Carna is the district of south Connemara where Irish (Gaelic) singer Joe Heaney grew up. He spent some time in Dublin and traveled all over the UK. I do not know Joe's source for his version. The first stanza begins after her love has died- a fairly common beginning, which I like. I also like it to repeat at the end. Several minor changes occur in the 1982 recording which is the text I've used. Only two of them appear in my footnotes.

R. Matteson 2016]


My Bonny Boy Is Young
- Sung by Joe Heaney text from an 1882 recording with two changes (see footnotes) from a recording session at Ewan MacColl and Peggy Seeger's home in Beckenham in 1964.

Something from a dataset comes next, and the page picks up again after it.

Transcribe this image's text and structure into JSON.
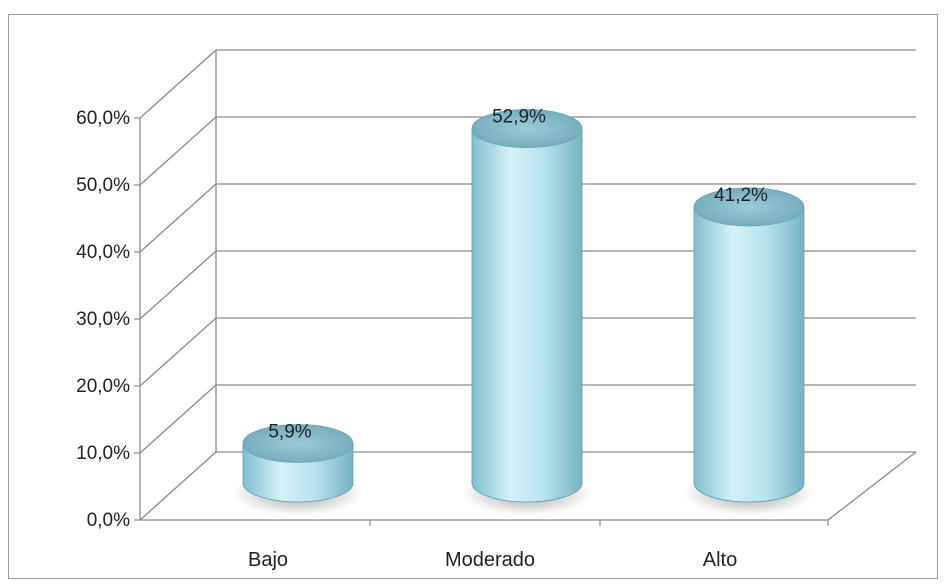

The trees they grow tall, the leaves[1] they grow green
The time has come and passed my love, since you and I have been,
It’s a cold and bitter night my love, that I lie here alone
My bonnie boy was young, but he’s gone.

Oh father dearest father, you done to me what’s wrong
When you married me to my bonnie boy, whose age it was so young
For he was scarce sixteen years, and I was twenty-one
My bonnie boy was young and growing.

Oh daughter dearest daughter, I did to you no wrong
When I married you to your bonnie boy, I knew he[2] was too young
For he would prove to be a man to you when I was dead and gone
Your bonnie boy was young and growing.

But daughter dearest daughter, I’ll tell you what I’ll do
I’ll send your love to college for another year or two
And whilst he is in college, he’ll wear a ribbon blue
So the girls will all know that he’s married.

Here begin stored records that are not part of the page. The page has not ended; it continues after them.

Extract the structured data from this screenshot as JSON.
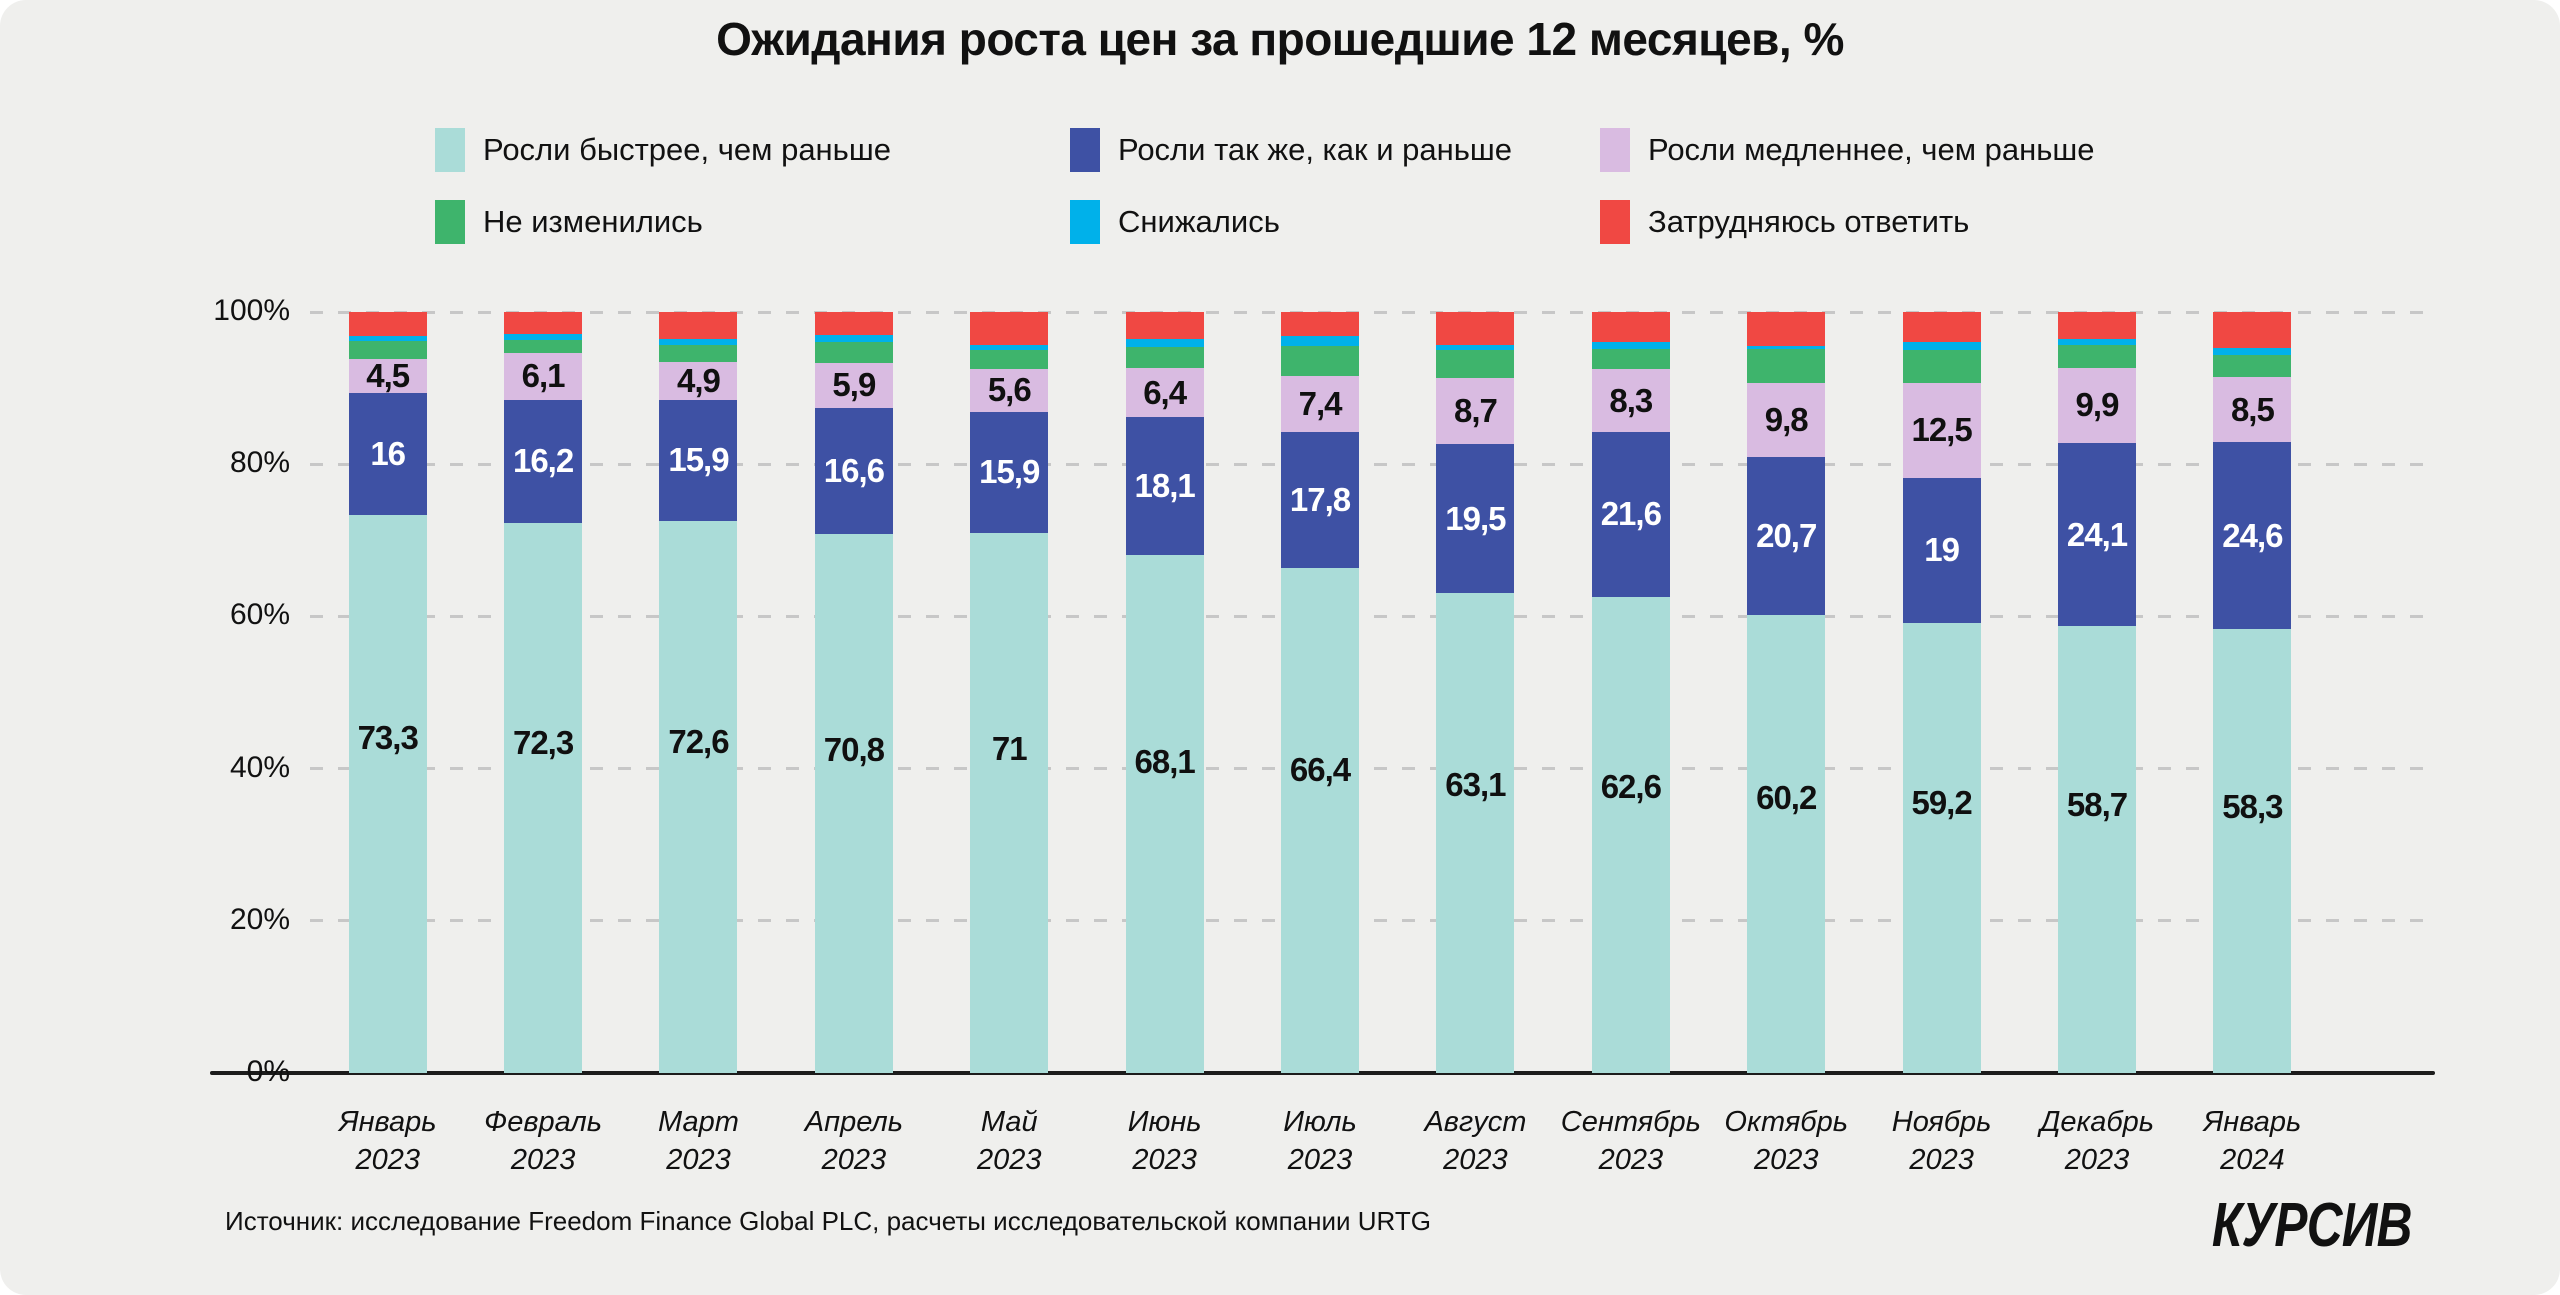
{
  "title": "Ожидания роста цен за прошедшие 12 месяцев, %",
  "source": "Источник: исследование Freedom Finance Global PLC, расчеты исследовательской компании URTG",
  "logo": "КУРСИВ",
  "colors": {
    "background": "#efefed",
    "gridline": "#c7c7c7",
    "axis": "#1c1c1c",
    "teal": "#aadcd8",
    "blue": "#3e51a4",
    "purple": "#d9bbe1",
    "green": "#3eb46c",
    "cyan": "#00b1ea",
    "red": "#f04843"
  },
  "legend": [
    {
      "label": "Росли быстрее, чем раньше",
      "color": "#aadcd8"
    },
    {
      "label": "Росли так же, как и раньше",
      "color": "#3e51a4"
    },
    {
      "label": "Росли медленнее, чем раньше",
      "color": "#d9bbe1"
    },
    {
      "label": "Не изменились",
      "color": "#3eb46c"
    },
    {
      "label": "Снижались",
      "color": "#00b1ea"
    },
    {
      "label": "Затрудняюсь ответить",
      "color": "#f04843"
    }
  ],
  "y_axis": {
    "ticks": [
      {
        "value": 100,
        "label": "100%"
      },
      {
        "value": 80,
        "label": "80%"
      },
      {
        "value": 60,
        "label": "60%"
      },
      {
        "value": 40,
        "label": "40%"
      },
      {
        "value": 20,
        "label": "20%"
      },
      {
        "value": 0,
        "label": "0%"
      }
    ]
  },
  "chart_data": {
    "type": "bar",
    "stacked": true,
    "ylim": [
      0,
      100
    ],
    "grid": "dashed horizontal",
    "legend_position": "top",
    "categories": [
      {
        "month": "Январь",
        "year": "2023"
      },
      {
        "month": "Февраль",
        "year": "2023"
      },
      {
        "month": "Март",
        "year": "2023"
      },
      {
        "month": "Апрель",
        "year": "2023"
      },
      {
        "month": "Май",
        "year": "2023"
      },
      {
        "month": "Июнь",
        "year": "2023"
      },
      {
        "month": "Июль",
        "year": "2023"
      },
      {
        "month": "Август",
        "year": "2023"
      },
      {
        "month": "Сентябрь",
        "year": "2023"
      },
      {
        "month": "Октябрь",
        "year": "2023"
      },
      {
        "month": "Ноябрь",
        "year": "2023"
      },
      {
        "month": "Декабрь",
        "year": "2023"
      },
      {
        "month": "Январь",
        "year": "2024"
      }
    ],
    "series": [
      {
        "name": "Росли быстрее, чем раньше",
        "color": "#aadcd8",
        "show_labels": true,
        "label_style": "dark-upper",
        "values": [
          73.3,
          72.3,
          72.6,
          70.8,
          71,
          68.1,
          66.4,
          63.1,
          62.6,
          60.2,
          59.2,
          58.7,
          58.3
        ]
      },
      {
        "name": "Росли так же, как и раньше",
        "color": "#3e51a4",
        "show_labels": true,
        "label_style": "light",
        "values": [
          16,
          16.2,
          15.9,
          16.6,
          15.9,
          18.1,
          17.8,
          19.5,
          21.6,
          20.7,
          19,
          24.1,
          24.6
        ]
      },
      {
        "name": "Росли медленнее, чем раньше",
        "color": "#d9bbe1",
        "show_labels": true,
        "label_style": "dark",
        "values": [
          4.5,
          6.1,
          4.9,
          5.9,
          5.6,
          6.4,
          7.4,
          8.7,
          8.3,
          9.8,
          12.5,
          9.9,
          8.5
        ]
      },
      {
        "name": "Не изменились",
        "color": "#3eb46c",
        "show_labels": false,
        "estimated": true,
        "values": [
          2.4,
          1.7,
          2.3,
          2.8,
          2.5,
          2.8,
          4.0,
          3.7,
          2.7,
          4.4,
          4.3,
          3.0,
          3.0
        ]
      },
      {
        "name": "Снижались",
        "color": "#00b1ea",
        "show_labels": false,
        "estimated": true,
        "values": [
          0.7,
          0.8,
          0.8,
          0.9,
          0.7,
          1.1,
          1.2,
          0.7,
          0.9,
          0.4,
          1.0,
          0.7,
          0.9
        ]
      },
      {
        "name": "Затрудняюсь ответить",
        "color": "#f04843",
        "show_labels": false,
        "estimated": true,
        "values": [
          3.1,
          2.9,
          3.5,
          3.0,
          4.3,
          3.5,
          3.2,
          4.3,
          3.9,
          4.5,
          4.0,
          3.6,
          4.7
        ]
      }
    ]
  }
}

As I was walking down by the college wall
I spied four-and-twenty college boys all playing with their ball,
It’s there I spied my own true love, the fairest of them all
My bonnie boy was young and growing.

And at the age of sixteen he was a married man
And at the age of seventeen the father of a son
At the age of eighteen years, o’er his grave the grass grew green
Cruel death had put an end to his growing.

I’ll buy my love a shroud of the oriental brown
And whilst I sit and sew it, so my tears they will roll down
I will weep and I will mourn him until the day I die
But I’ll rear his bonnie son, while he’s growing.